La luz era de plata, el aire como el vino. No hubo ninguna prisa en aquella unión forjada en la oscuridad, sino que fue una danza tan elegante y estimulante como un vals. No importaba lo imposible que pareciera, era como si hubiéramos hecho el amor infinitas veces, como si yo hubiera sentido aquel cuerpo firme y duro contra el mío noche tras noche.
Aquel era un mundo que hasta entonces no había conocido y, sin embargo, me resultaba dolorosa y bellamente familiar. Cada movimiento, cada suspiro, cada deseo era natural como respirar. Incluso cuando la urgencia me dejó casi sin sentido, la belleza no disminuyó. Mientras Christian me amaba, supe que había encontrado algo que cualquier alma anhelaba: el amor.
Dejarlo fue lo más difícil que había hecho en mi vida. Aunque nos dijimos el uno al otro que aquella sería la última vez que nos separarían, prolongamos cuanto fue posible aquella noche de amor. Casi había amanecido cuando regresé a Las Torres. Cuando entré en mi casa, supe que la echaría terriblemente de menos. Aquel, más que cualquier otro lugar en mi vida, había sido mi hogar. Christian y yo, con los niños, tendríamos un nuevo hogar, pero yo siempre llevaría Las Torres en mi corazón.
Eran pocas las cosas que podía llevarme. En aquel tranquilo amanecer, hice una pequeña maleta. La niñera me ayudaría a organizar todo aquello que los niños podrían necesitar, pero mi maleta quería hacerla sola.
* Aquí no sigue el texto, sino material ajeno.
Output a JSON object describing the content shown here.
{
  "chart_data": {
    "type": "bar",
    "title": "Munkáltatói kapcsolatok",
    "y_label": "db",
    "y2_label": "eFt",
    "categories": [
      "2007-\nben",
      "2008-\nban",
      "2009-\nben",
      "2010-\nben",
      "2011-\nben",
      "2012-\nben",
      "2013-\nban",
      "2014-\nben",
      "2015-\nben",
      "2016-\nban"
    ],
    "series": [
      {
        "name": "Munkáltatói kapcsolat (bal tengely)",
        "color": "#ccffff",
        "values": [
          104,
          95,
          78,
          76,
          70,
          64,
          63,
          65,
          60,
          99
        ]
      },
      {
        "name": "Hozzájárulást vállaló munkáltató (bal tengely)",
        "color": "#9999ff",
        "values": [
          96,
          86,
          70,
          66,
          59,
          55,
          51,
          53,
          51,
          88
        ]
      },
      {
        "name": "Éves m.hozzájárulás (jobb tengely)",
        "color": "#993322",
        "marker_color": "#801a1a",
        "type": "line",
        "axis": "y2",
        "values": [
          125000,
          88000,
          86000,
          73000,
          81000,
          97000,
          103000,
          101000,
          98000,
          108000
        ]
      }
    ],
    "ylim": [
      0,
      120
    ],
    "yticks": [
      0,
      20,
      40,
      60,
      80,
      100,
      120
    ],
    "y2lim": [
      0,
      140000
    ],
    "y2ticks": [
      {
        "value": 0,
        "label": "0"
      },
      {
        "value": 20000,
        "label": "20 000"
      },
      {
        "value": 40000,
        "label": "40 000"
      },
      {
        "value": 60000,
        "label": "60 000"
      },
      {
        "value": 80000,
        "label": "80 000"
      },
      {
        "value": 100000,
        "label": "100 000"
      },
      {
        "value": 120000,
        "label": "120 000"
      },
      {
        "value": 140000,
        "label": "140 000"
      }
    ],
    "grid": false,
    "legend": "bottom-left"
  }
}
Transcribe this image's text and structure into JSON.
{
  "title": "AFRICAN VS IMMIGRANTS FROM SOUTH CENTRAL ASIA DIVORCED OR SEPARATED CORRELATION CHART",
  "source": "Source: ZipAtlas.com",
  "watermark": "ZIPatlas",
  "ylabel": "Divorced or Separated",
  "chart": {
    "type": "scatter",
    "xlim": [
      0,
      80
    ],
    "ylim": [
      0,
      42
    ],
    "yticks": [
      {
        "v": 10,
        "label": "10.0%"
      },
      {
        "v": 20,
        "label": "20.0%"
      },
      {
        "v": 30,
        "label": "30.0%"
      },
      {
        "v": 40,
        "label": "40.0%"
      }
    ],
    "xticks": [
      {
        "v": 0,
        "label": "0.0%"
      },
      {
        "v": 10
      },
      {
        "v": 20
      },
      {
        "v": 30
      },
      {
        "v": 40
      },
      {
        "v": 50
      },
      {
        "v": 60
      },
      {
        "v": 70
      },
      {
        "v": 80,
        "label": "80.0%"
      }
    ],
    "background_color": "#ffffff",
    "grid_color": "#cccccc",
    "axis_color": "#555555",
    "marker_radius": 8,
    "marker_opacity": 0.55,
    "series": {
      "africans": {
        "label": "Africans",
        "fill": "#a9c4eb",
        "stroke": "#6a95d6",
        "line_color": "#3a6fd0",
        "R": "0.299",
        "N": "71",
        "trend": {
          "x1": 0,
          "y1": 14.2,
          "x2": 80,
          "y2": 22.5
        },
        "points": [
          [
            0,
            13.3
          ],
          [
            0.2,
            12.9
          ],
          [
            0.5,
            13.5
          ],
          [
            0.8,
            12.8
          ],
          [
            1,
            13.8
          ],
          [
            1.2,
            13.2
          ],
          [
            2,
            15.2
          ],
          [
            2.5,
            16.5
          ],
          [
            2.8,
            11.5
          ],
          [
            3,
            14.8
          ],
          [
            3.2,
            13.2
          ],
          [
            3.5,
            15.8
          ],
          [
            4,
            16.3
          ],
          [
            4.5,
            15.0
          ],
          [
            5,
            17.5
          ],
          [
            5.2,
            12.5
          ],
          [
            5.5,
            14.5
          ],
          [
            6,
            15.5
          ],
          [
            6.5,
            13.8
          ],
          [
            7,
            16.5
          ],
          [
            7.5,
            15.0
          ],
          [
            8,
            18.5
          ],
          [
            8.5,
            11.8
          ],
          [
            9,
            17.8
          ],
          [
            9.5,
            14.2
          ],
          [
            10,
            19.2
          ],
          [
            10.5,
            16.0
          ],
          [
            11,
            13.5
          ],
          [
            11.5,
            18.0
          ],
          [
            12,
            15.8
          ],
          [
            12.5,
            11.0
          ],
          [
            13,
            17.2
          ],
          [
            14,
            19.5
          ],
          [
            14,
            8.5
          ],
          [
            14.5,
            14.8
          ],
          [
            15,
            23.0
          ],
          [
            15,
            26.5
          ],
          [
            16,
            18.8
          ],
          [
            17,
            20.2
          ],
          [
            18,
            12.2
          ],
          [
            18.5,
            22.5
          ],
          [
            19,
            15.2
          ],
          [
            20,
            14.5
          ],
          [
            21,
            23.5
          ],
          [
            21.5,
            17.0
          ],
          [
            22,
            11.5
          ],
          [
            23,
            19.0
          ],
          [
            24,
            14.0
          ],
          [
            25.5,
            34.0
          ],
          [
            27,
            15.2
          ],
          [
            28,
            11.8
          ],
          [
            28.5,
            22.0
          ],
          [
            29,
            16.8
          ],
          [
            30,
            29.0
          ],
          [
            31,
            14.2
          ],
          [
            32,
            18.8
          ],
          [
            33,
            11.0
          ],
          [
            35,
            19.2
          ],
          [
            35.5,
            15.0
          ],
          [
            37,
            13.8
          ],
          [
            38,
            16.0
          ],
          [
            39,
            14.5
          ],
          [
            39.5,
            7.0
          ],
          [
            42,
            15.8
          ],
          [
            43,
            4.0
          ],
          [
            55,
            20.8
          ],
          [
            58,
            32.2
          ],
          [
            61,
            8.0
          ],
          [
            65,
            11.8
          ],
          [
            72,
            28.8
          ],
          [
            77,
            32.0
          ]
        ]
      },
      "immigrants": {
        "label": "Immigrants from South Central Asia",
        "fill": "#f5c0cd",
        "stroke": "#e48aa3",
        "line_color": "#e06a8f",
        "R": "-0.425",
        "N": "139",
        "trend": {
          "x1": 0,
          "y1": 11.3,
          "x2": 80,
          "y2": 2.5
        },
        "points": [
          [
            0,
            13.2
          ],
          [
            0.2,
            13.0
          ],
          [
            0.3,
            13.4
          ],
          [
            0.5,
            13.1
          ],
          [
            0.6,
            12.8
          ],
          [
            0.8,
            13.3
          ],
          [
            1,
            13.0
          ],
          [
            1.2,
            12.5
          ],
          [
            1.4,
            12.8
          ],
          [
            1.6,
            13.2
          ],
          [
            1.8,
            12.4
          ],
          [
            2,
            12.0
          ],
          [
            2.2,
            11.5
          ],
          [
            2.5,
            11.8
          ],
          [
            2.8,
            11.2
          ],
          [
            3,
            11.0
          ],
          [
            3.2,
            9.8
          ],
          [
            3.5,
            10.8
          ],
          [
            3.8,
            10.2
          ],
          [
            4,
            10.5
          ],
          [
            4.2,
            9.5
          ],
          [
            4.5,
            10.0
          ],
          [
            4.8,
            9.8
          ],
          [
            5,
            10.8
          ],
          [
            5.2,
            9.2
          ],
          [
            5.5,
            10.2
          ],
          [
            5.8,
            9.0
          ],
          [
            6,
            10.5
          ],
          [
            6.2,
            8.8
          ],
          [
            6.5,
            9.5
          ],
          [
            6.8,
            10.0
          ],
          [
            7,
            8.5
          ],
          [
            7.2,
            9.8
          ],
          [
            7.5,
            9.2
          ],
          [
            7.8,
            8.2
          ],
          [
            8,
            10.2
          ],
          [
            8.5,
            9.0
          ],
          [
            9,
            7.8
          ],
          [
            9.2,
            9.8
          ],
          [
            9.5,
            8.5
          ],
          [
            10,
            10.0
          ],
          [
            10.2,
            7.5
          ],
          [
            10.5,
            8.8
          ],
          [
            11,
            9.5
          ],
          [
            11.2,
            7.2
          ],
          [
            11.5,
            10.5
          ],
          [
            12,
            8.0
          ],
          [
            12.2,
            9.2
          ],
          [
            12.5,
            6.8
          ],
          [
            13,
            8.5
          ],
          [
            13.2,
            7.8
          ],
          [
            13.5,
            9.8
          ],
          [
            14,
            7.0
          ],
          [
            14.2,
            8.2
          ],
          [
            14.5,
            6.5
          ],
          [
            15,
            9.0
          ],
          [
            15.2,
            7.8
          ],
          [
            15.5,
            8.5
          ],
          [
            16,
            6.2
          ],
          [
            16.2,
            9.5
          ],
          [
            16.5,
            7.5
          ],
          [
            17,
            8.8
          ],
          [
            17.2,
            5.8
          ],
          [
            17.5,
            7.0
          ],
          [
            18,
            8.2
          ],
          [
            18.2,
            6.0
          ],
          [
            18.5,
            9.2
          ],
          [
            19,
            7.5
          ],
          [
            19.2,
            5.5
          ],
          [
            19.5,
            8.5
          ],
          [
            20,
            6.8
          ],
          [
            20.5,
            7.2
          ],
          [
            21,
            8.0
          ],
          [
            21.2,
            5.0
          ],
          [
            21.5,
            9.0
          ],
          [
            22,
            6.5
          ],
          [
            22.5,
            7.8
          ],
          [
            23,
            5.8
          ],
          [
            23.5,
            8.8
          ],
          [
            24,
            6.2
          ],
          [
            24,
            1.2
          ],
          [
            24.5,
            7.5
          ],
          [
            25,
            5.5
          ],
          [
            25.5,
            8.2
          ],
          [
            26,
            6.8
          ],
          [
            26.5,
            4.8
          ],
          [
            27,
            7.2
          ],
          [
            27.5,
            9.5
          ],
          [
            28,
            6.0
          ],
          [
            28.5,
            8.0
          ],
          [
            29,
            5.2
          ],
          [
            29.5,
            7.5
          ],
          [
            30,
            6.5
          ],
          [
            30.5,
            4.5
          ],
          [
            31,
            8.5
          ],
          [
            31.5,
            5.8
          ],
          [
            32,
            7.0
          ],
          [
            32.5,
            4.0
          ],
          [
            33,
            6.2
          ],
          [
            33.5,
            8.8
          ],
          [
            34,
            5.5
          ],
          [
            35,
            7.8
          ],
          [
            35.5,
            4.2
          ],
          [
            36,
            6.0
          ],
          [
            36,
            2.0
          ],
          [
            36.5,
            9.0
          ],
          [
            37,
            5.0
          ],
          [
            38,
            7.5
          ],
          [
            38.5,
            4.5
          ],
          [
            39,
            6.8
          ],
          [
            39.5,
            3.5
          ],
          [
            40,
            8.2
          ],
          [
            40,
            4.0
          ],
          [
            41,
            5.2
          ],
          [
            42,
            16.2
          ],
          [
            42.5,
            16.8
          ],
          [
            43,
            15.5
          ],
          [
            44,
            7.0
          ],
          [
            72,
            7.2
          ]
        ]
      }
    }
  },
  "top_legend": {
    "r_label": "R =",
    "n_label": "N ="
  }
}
Quizá era un símbolo de independencia. Y quizá fue esa la razón por la que pensé en las esmeraldas. Eran la única cosa que Fergus me había regalado y que consideraba mía. Había veces en las que las había odiado, sabiendo que me habían sido entregadas como premio por haber dado a luz un heredero.
Pero eran mías, de la misma forma que mis hijos eran míos.
Creo que no pensé en su valor económico cuando las tomé, las sostuve en mis manos y observé su intenso resplandor a la luz de la lámpara. Aquellas esmeraldas las heredarían mis hijos, y los hijos de mis hijos, como un símbolo de libertad y esperanza. Y, junto a Christian, de amor.
Cuando amaneció, decidí guardarlas junto a este diario en un lugar seguro hasta que me reuniera con Christian otra vez.